Maximus si divertiva sempre ai combattimenti fra gladiatori: le urla che inneggiavano alla battaglia, il sangue che zampillava vivo, il combattere per la gloria e per conquistare la libertà  lo entusiasmavano. Anche le corse dei carri erano divertenti; con tutti gli uomini che tifavano per il partecipante sul quale avevano scommesso, le risse, il pericolo che i carri si ribaltassero nelle curve prese ad alta velocità: Maximus aveva notato che quello più lento finiva per vincere, dato che era l’unico a non ribaltarsi. Si ricordava che anche a Lucius piaceva scommettere sui carri. Lucius era partito per l’addestramento: aveva detto che andava a uccidere i barbari. Maximus era sempre più orgoglioso del fratello soldato; “Lo farò anch’io il soldato, un giorno!” pensò. Presero posto sugli spalti: il loro non era un posto privilegiato, ma si vedeva abbastanza bene l’arena, e il palco dell’imperatore. Maximus sperava di vederlo! Si mise seduto fra i fratello maggiori Menio e Gneo. Gaio era vicino a Menio, a sua volta vicino alla madre. Il padre sedeva accanto a Gneo. Maximus si mise le mani sotto lo cosce, dondolando i piedi: non vedeva l’ora che iniziasse. Gneo gli diede una gomitata «Ehi, Maximus, sai cosa succede oggi?»

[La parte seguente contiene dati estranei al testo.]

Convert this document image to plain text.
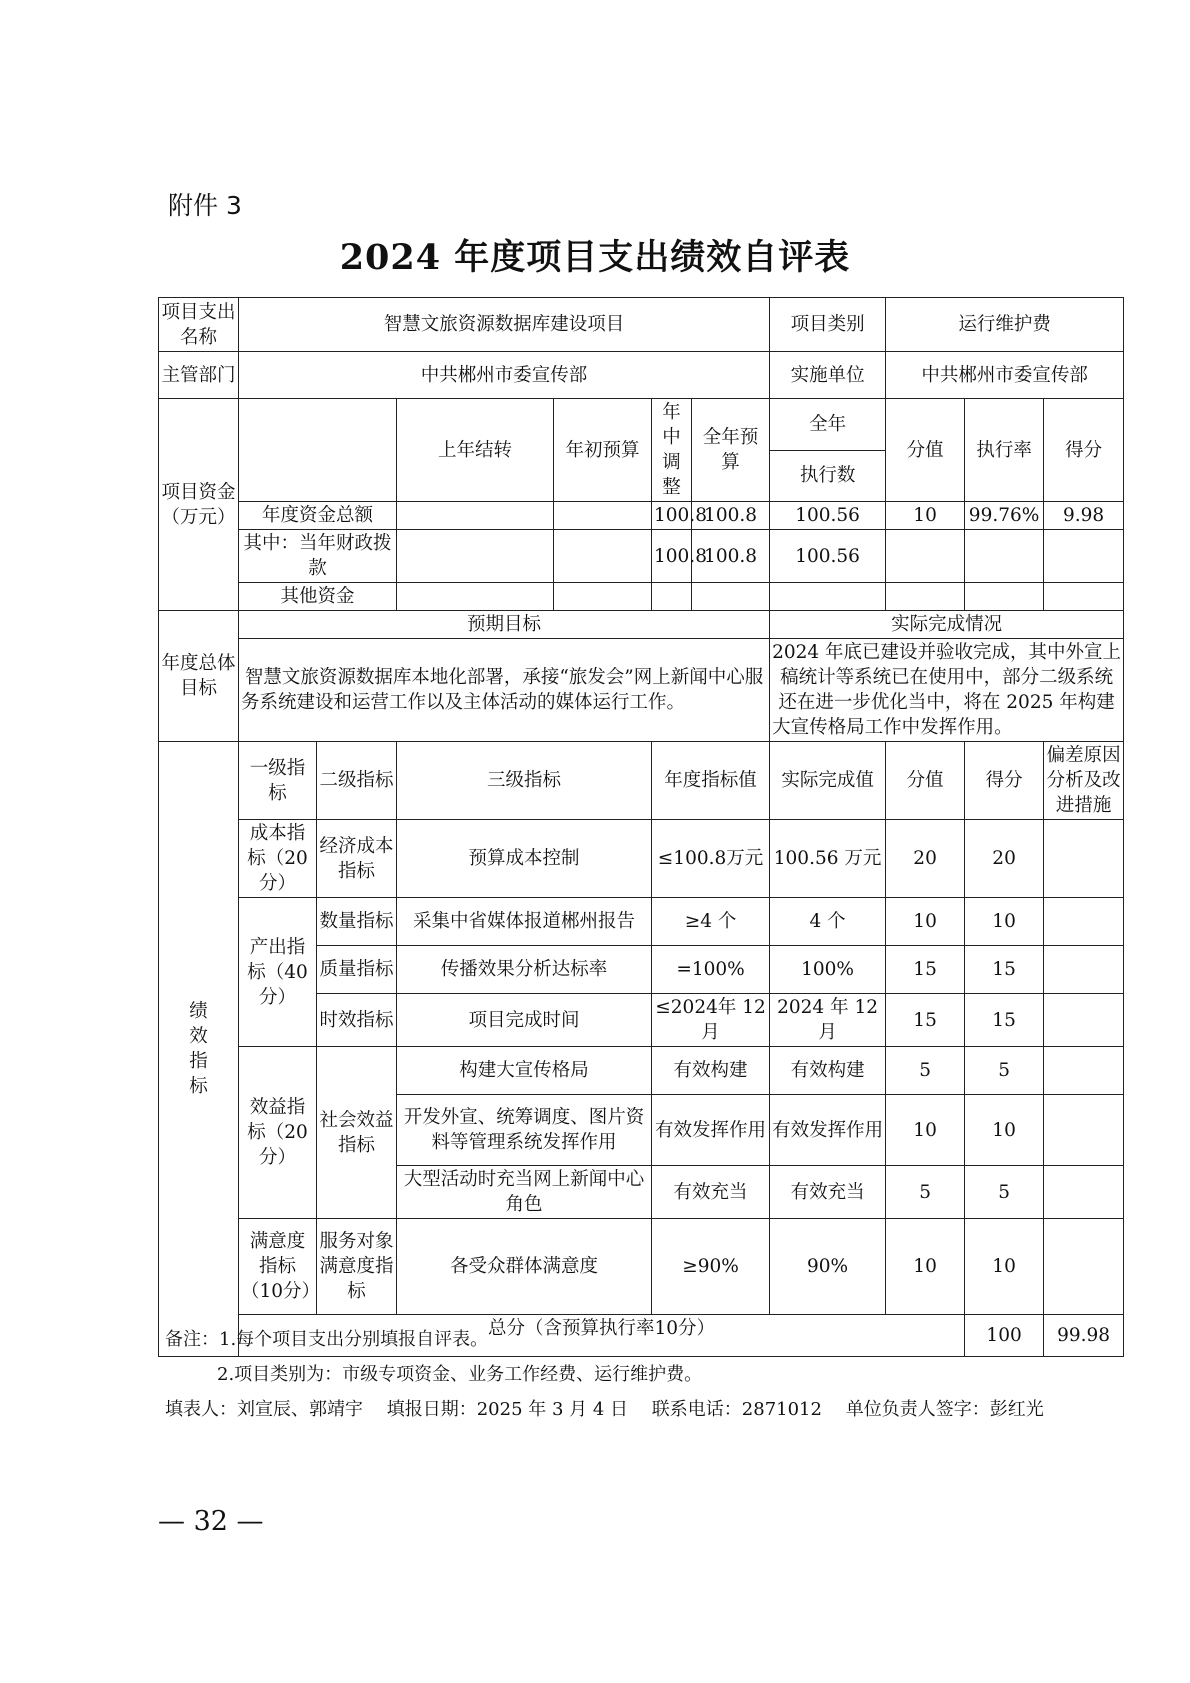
附件 3
2024 年度项目支出绩效自评表
项目支出名称	智慧文旅资源数据库建设项目						项目类别	运行维护费			
主管部门	中共郴州市委宣传部						实施单位	中共郴州市委宣传部			
项目资金（万元）			上年结转	年初预算	年中调整	全年预算	全年	分值	执行率	得分	
							执行数				
	年度资金总额				100.8	100.8	100.56	10	99.76%	9.98	
	其中：当年财政拨款				100.8	100.8	100.56				
	其他资金										

年度总体目标	预期目标						实际完成情况				
	智慧文旅资源数据库本地化部署，承接“旅发会”网上新闻中心服务系统建设和运营工作以及主体活动的媒体运行工作。						2024 年底已建设并验收完成，其中外宣上稿统计等系统已在使用中，部分二级系统还在进一步优化当中，将在 2025 年构建大宣传格局工作中发挥作用。				
绩效指标	一级指标	二级指标	三级指标		年度指标值		实际完成值	分值	得分	偏差原因分析及改进措施	
	成本指标（20分）	经济成本指标	预算成本控制		≤100.8万元		100.56 万元	20	20		
	产出指标（40分）	数量指标	采集中省媒体报道郴州报告		≥4 个		4 个	10	10		
		质量指标	传播效果分析达标率		=100%		100%	15	15		
		时效指标	项目完成时间		≤2024年 12 月		2024 年 12 月	15	15		
	效益指标（20分）	社会效益指标	构建大宣传格局		有效构建		有效构建	5	5		
			开发外宣、统筹调度、图片资料等管理系统发挥作用		有效发挥作用		有效发挥作用	10	10		
			大型活动时充当网上新闻中心角色		有效充当		有效充当	5	5		
	满意度指标（10分）	服务对象满意度指标	各受众群体满意度		≥90%		90%	10	10		

	总分（含预算执行率10分）								100	99.98	
备注：1.每个项目支出分别填报自评表。
2.项目类别为：市级专项资金、业务工作经费、运行维护费。
填表人：刘宣辰、郭靖宇 填报日期：2025 年 3 月 4 日 联系电话：2871012 单位负责人签字：彭红光
— 32 —
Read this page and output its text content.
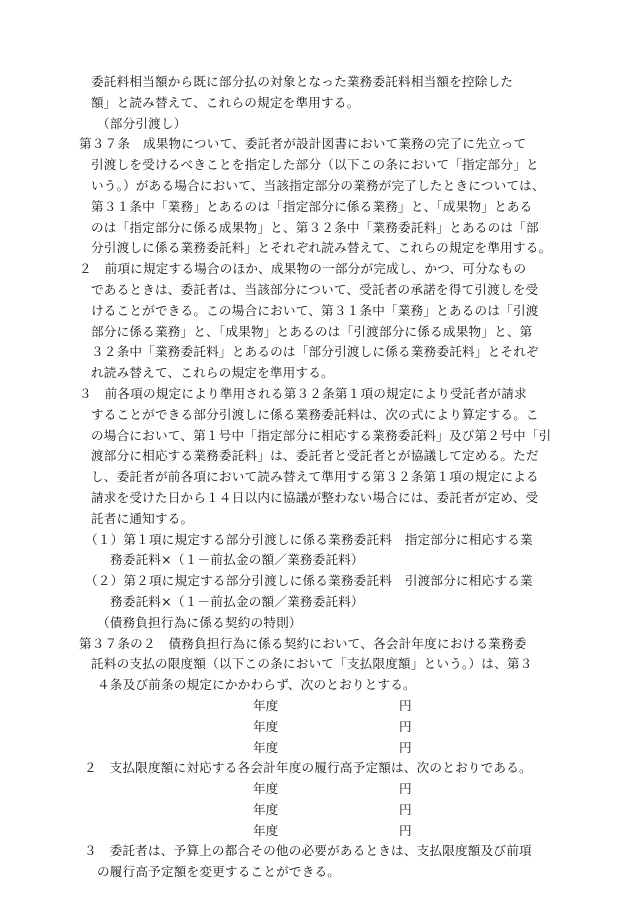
委託料相当額から既に部分払の対象となった業務委託料相当額を控除した
額」と読み替えて、これらの規定を準用する。
（部分引渡し）
第３７条　成果物について、委託者が設計図書において業務の完了に先立って
引渡しを受けるべきことを指定した部分（以下この条において「指定部分」と
いう。）がある場合において、当該指定部分の業務が完了したときについては、
第３１条中「業務」とあるのは「指定部分に係る業務」と、「成果物」とある
のは「指定部分に係る成果物」と、第３２条中「業務委託料」とあるのは「部
分引渡しに係る業務委託料」とそれぞれ読み替えて、これらの規定を準用する。
２　前項に規定する場合のほか、成果物の一部分が完成し、かつ、可分なもの
であるときは、委託者は、当該部分について、受託者の承諾を得て引渡しを受
けることができる。この場合において、第３１条中「業務」とあるのは「引渡
部分に係る業務」と、「成果物」とあるのは「引渡部分に係る成果物」と、第
３２条中「業務委託料」とあるのは「部分引渡しに係る業務委託料」とそれぞ
れ読み替えて、これらの規定を準用する。
３　前各項の規定により準用される第３２条第１項の規定により受託者が請求
することができる部分引渡しに係る業務委託料は、次の式により算定する。こ
の場合において、第１号中「指定部分に相応する業務委託料」及び第２号中「引
渡部分に相応する業務委託料」は、委託者と受託者とが協議して定める。ただ
し、委託者が前各項において読み替えて準用する第３２条第１項の規定による
請求を受けた日から１４日以内に協議が整わない場合には、委託者が定め、受
託者に通知する。
（１）第１項に規定する部分引渡しに係る業務委託料　指定部分に相応する業
務委託料×（１－前払金の額／業務委託料）
（２）第２項に規定する部分引渡しに係る業務委託料　引渡部分に相応する業
務委託料×（１－前払金の額／業務委託料）
（債務負担行為に係る契約の特則）
第３７条の２　債務負担行為に係る契約において、各会計年度における業務委
託料の支払の限度額（以下この条において「支払限度額」という。）は、第３
４条及び前条の規定にかかわらず、次のとおりとする。
年度	円
年度	円
年度	円
２　支払限度額に対応する各会計年度の履行高予定額は、次のとおりである。
年度	円
年度	円
年度	円
３　委託者は、予算上の都合その他の必要があるときは、支払限度額及び前項
の履行高予定額を変更することができる。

«Il combattimento fra gladiatori.» rispose allegro e risoluto.
«Si, ma prima...» sussurrò «c’è un’esecuzione... Damnatio ad Bestias.»
Maximus non capiva bene cosa volesse dire «Che significa?»

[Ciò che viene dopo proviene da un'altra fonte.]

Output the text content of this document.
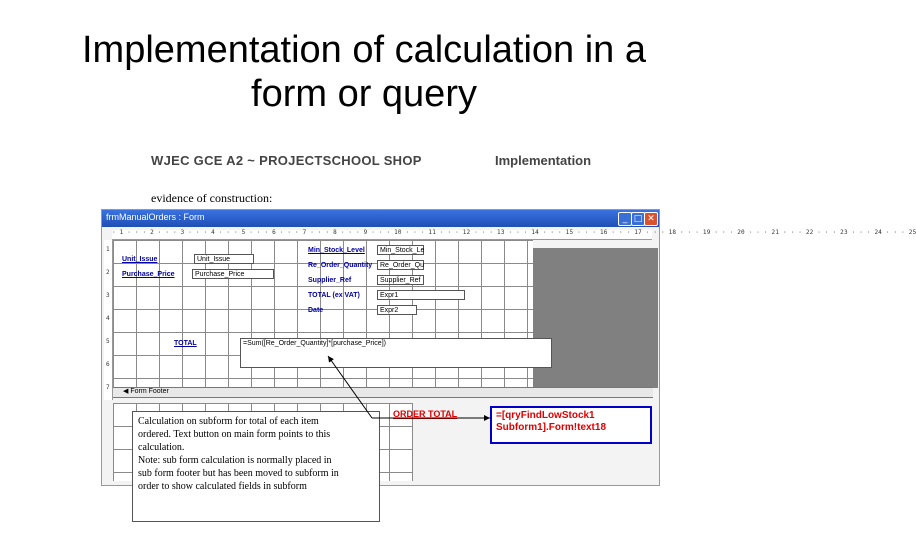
Implementation of calculation in a
form or query
WJEC GCE A2 ~ PROJECTSCHOOL SHOP	Implementation
evidence of construction:
frmManualOrders : Form	_ □ ✕
· 1 · · · 2 · · · 3 · · · 4 · · · 5 · · · 6 · · · 7 · · · 8 · · · 9 · · · 10 · · · 11 · · · 12 · · · 13 · · · 14 · · · 15 · · · 16 · · · 17 · · · 18 · · · 19 · · · 20 · · · 21 · · · 22 · · · 23 · · · 24 · · · 25
1
2
3
4
5
6
7
Unit_Issue	Unit_Issue
Purchase_Price	Purchase_Price
Min_Stock_Level	Min_Stock_Le
Re_Order_Quantity	Re_Order_Qu
Supplier_Ref	Supplier_Ref
TOTAL (ex VAT)	Expr1
Date	Expr2
TOTAL	=Sum([Re_Order_Quantity]*[purchase_Price])
◀ Form Footer
ORDER TOTAL	=[qryFindLowStock1
Subform1].Form!text18
Calculation on subform for total of each item
ordered. Text button on main form points to this
calculation.
Note: sub form calculation is normally placed in
sub form footer but has been moved to subform in
order to show calculated fields in subform
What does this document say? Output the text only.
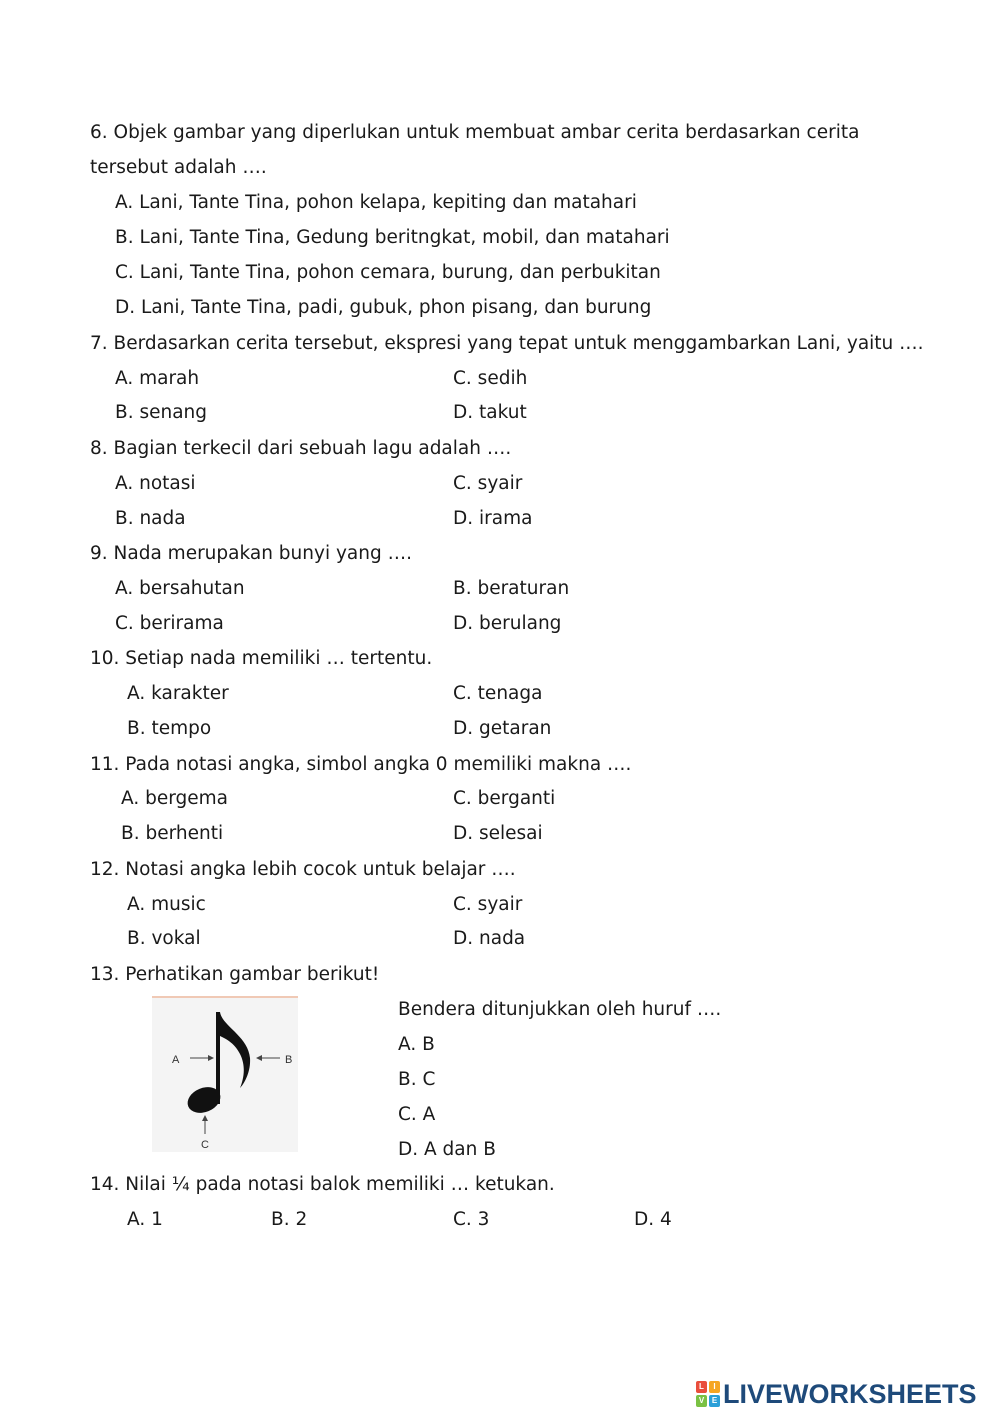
6. Objek gambar yang diperlukan untuk membuat ambar cerita berdasarkan cerita
tersebut adalah ….
A. Lani, Tante Tina, pohon kelapa, kepiting dan matahari
B. Lani, Tante Tina, Gedung beritngkat, mobil, dan matahari
C. Lani, Tante Tina, pohon cemara, burung, dan perbukitan
D. Lani, Tante Tina, padi, gubuk, phon pisang, dan burung
7. Berdasarkan cerita tersebut, ekspresi yang tepat untuk menggambarkan Lani, yaitu ….
A. marah	C. sedih
B. senang	D. takut
8. Bagian terkecil dari sebuah lagu adalah ….
A. notasi	C. syair
B. nada	D. irama
9. Nada merupakan bunyi yang ….
A. bersahutan	B. beraturan
C. berirama	D. berulang
10. Setiap nada memiliki … tertentu.
A. karakter	C. tenaga
B. tempo	D. getaran
11. Pada notasi angka, simbol angka 0 memiliki makna ….
A. bergema	C. berganti
B. berhenti	D. selesai
12. Notasi angka lebih cocok untuk belajar ….
A. music	C. syair
B. vokal	D. nada
13. Perhatikan gambar berikut!
A	B
C
Bendera ditunjukkan oleh huruf ….
A. B
B. C
C. A
D. A dan B
14. Nilai ¼ pada notasi balok memiliki … ketukan.
A. 1	B. 2	C. 3	D. 4
L	I
V E LIVEWORKSHEETS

«Che uccidono i cattivi facendoli sbranare dalle bestie.» Gneo credeva forse di spaventarlo?
«Guarda che non mi fai paura.» dichiarò «Quali cattivi?»
«I barbari alleati che si sono ribellati.» disse. Maximus sorrise, saltellando sul posto.  «Mi piacciono i barbari sconfitti!» disse sorridente a Gneo. «Quando sarò grande entrerò nell’esercito e combatterò i barbari! Proprio come Lucius!»
«Ma Lucius è nella provincia Cirenaica!» rise l’altro «Non ci sono i barbari nordici lì.»
Maximus lo incenerì con lo sguardo. «Non è vero. Lucius mi ha detto che andava contro i barbari...» piagnucolò, mettendo il muso. Gneo sorrise «Ce lo manderanno, ma dopo: ora lo addestrano in Cirenaica. Nostra madre ha tirato un sospiro di sollievo, almeno l’addestramento lo farà lontano dal freddo e dai barb...» fu interrotto dallo squillo di trombe. Un uomo benvestito, con tunica e toga cominciò a parlare. Maximus sentiva, ma non riusciva a vedere cosa accadesse nell’arena. Si alzò in piedi sul suo posto, mentre Gneo lo teneva per le gambe per non farlo cadere. Con lo sguardo cominciò a cercare i barbari. Non li vedeva... Alcuni dicevano che erano alti come quattro uomini normali, con i capelli chiarissimi –forse bianchi-, la pelle candida e gli occhi di ghiaccio. Forti come orsi, che mangiavano le spoglie dei loro avversari, una volta sconfitti. Ricordava quando Lucius, prima di partire per l’addestramento, lo aveva portato in una biblioteca e gli aveva letto il discorso fatto da Critognato alla sua gente, prima dello scontro con Cesare. Maximus, anche se era solo un bimbo di tre anni, aveva maturato la convinzione che chiunque fosse un barbaro era un mostro senz’anima e senza pietà. Finalmente si accorse che non c’erano ancora uomini nell’arena. Attese paziente, quando le porte si aprirono. Entrarono degli uomini altissimi e robusti, ma non potevano essere i barbari: no, impossibile, non avevano i capelli chiarissimi; alcuni erano biondo-sporco, altri castani, rossi, mori: niente capelli bianchi. Erano incatenati gli uni agli altri, con una daga ciascuno come unica arma. Si raccolsero in cerchio, volgendo le spalle al centro mentre tenevano le daghe in avanti. Uno di loro diede istruzioni in un’altra lingua. Altre porte si aprirono, ed entrarono i leoni.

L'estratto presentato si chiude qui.